The Anti-Defamation League paid a heavy price of late for refusing to call Turkey’s slaughter of its Armenian population a genocide. First, its No Place for Hate program was booted from the heavily Armenian town of Watertown, Mass. Then the ADL fired its New England director Andrew Tarsy for criticizing his organization’s position. And the chorus of criticism within the Jewish community grew by the day.
Now the ADL has issued a mea culpa (sort of):
New York, NY, August 21, 2007 … Abraham H. Foxman, National Director of the Anti-Defamation League (ADL) today issued the following statement: In light of the heated controversy that has surrounded the Turkish-Armenian issue in recent weeks, and because of our concern for the unity of the Jewish community at a time of increased threats against the Jewish people, ADL has decided to revisit the tragedy that befell the Armenians. We have never negated but have always described the painful events of 1915-1918 perpetrated by the Ottoman Empire against the Armenians as massacres and atrocities. On reflection, we have come to share the view of Henry Morgenthau, Sr. that the consequences of those actions were indeed tantamount to genocide. If the word genocide had existed then, they would have called it genocide. I have consulted with my friend and mentor Nobel Laureate Elie Wiesel and other respected historians who acknowledge this consensus. I hope that Turkey will understand that it is Turkey’s friends who urge that nation to confront its past and work to reconcile with Armenians over this dark chapter in history. Having said that, we continue to firmly believe that a Congressional resolution on such matters is a counterproductive diversion and will not foster reconciliation between Turks and Armenians and may put at risk the Turkish Jewish community and the important multilateral relationship between Turkey, Israel and the United States.
Is this a day late and a dollar short? Will it satisfy critics of Foxman and the ADL? Will Andrew Tarsy get his job back?
Either way, there’s egg on Foxman’s face. He fired Tarsy for taking a stance that he then turned around and largely embraced only days later. Indeed, the whole affair was handled pretty abominably by the ADL. The ADL says it has no position on the House bill to recognize the genocide, but any claim to neutrality on the matter is belied by the fact that Foxman has publicly criticized it and the ADL’s decision to forward the Turkish Jewish community’s objections on to Congress. Note that even in its latest statement recognizing the genocide, the ADL persists in saying that “a Congressional resolution on such matters is a counterproductive diversion.” You can’t be neutral and be a critic at the same time.

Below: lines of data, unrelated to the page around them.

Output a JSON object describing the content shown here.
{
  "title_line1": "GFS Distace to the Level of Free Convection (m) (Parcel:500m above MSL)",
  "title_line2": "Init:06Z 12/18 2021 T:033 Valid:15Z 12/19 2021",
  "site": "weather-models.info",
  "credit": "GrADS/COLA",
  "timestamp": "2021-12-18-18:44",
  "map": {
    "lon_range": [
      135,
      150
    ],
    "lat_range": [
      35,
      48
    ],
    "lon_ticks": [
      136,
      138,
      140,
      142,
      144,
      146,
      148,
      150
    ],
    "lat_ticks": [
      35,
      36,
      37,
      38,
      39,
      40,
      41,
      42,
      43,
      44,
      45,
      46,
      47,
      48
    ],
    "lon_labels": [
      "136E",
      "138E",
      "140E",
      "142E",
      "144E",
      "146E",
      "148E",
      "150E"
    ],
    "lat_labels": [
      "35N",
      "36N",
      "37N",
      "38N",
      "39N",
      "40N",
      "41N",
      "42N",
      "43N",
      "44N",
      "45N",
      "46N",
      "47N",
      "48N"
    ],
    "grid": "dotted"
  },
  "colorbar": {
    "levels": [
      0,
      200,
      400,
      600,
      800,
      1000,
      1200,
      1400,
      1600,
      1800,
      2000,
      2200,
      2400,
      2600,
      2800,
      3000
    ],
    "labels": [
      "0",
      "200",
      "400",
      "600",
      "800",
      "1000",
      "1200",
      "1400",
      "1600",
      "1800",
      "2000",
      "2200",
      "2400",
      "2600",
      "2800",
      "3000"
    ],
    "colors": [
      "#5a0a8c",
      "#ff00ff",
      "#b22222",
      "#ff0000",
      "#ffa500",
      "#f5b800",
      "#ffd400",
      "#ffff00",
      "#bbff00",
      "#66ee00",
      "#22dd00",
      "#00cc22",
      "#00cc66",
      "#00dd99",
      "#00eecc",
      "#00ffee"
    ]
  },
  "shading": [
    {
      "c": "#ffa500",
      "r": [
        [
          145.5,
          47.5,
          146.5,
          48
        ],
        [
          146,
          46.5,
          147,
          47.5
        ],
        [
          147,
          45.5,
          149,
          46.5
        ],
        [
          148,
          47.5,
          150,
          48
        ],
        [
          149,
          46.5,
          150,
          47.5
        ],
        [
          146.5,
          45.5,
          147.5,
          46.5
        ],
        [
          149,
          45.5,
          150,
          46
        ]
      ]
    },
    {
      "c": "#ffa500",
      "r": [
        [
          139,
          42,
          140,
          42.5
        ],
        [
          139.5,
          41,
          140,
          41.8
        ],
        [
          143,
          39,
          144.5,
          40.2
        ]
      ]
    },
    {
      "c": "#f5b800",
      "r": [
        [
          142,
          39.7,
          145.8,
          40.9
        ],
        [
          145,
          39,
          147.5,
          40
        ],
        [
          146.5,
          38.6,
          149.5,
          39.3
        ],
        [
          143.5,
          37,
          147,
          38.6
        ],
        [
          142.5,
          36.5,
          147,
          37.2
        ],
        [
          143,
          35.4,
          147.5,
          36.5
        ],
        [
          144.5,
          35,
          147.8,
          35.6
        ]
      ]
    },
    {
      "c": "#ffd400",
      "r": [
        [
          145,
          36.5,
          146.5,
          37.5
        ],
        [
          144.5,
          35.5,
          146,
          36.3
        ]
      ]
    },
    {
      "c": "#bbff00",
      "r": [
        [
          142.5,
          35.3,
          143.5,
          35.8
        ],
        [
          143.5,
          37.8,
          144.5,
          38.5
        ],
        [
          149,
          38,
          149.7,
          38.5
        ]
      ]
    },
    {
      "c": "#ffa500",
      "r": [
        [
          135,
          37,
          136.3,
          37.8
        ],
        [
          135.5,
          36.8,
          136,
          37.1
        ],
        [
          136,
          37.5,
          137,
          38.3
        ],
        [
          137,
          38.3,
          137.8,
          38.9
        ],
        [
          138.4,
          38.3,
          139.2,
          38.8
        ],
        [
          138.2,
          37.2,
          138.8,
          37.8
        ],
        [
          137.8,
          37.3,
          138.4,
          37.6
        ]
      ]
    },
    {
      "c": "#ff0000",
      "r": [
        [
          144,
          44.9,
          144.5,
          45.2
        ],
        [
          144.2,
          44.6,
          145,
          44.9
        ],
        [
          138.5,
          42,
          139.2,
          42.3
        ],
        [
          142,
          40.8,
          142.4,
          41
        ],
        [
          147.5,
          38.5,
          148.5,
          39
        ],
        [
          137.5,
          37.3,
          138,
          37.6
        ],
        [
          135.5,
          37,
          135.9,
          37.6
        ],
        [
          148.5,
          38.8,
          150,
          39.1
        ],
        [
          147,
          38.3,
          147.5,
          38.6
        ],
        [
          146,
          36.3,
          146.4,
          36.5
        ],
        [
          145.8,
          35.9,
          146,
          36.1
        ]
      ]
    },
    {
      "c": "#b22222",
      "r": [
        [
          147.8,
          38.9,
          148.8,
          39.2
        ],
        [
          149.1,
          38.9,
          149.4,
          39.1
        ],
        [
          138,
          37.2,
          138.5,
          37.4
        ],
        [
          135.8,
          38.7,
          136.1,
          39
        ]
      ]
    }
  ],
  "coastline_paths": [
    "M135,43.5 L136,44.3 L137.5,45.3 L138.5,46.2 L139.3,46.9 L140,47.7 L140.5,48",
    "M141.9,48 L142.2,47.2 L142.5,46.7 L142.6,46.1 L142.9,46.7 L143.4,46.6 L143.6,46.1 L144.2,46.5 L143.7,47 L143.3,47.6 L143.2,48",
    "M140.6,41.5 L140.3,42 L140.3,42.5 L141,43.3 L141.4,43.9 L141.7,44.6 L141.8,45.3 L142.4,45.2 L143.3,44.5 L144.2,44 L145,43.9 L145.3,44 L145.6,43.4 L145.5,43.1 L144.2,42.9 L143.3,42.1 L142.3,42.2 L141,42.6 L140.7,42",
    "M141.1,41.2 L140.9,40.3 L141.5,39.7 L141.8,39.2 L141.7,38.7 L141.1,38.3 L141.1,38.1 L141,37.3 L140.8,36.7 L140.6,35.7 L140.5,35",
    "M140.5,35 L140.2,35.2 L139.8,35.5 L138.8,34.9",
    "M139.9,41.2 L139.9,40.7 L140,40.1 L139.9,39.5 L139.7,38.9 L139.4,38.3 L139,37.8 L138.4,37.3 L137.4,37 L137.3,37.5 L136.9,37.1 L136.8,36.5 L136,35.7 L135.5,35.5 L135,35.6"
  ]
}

It’s true that the Turkish government has placed the ADL and other Jewish groups in a difficult position, effectively blackmailing them, leading them to fear that their actions on this issue will have repercussions for Israel and the Turkish Jewish community. But couldn’t Foxman at least have found a way of conveying to the Armenian community that he feels their pain? We’re talking here about a people that was slaughtered en masse more than nine decades ago, and since then has fought an uphill battle for recognition of the crimes that were committed against them. But Foxman, in his public statements on the matter, seemed to display remarkably little sympathy for the Armenian community’s feelings. And when Armenians complained, he cast the ADL as the victim.
The upshot of the whole affair is that Turkey’s efforts to enlist the Jewish community in its bid to block congressional action ended up backfiring. By embroiling the ADL in this matter, they’ve only raised the issue’s profile, which can only benefit the Armenian community’s struggle for recognition and justice.
And now that the ADL has called a genocide a genocide, we will have to wait and see whether Turkey’s bite is as bad as its bark.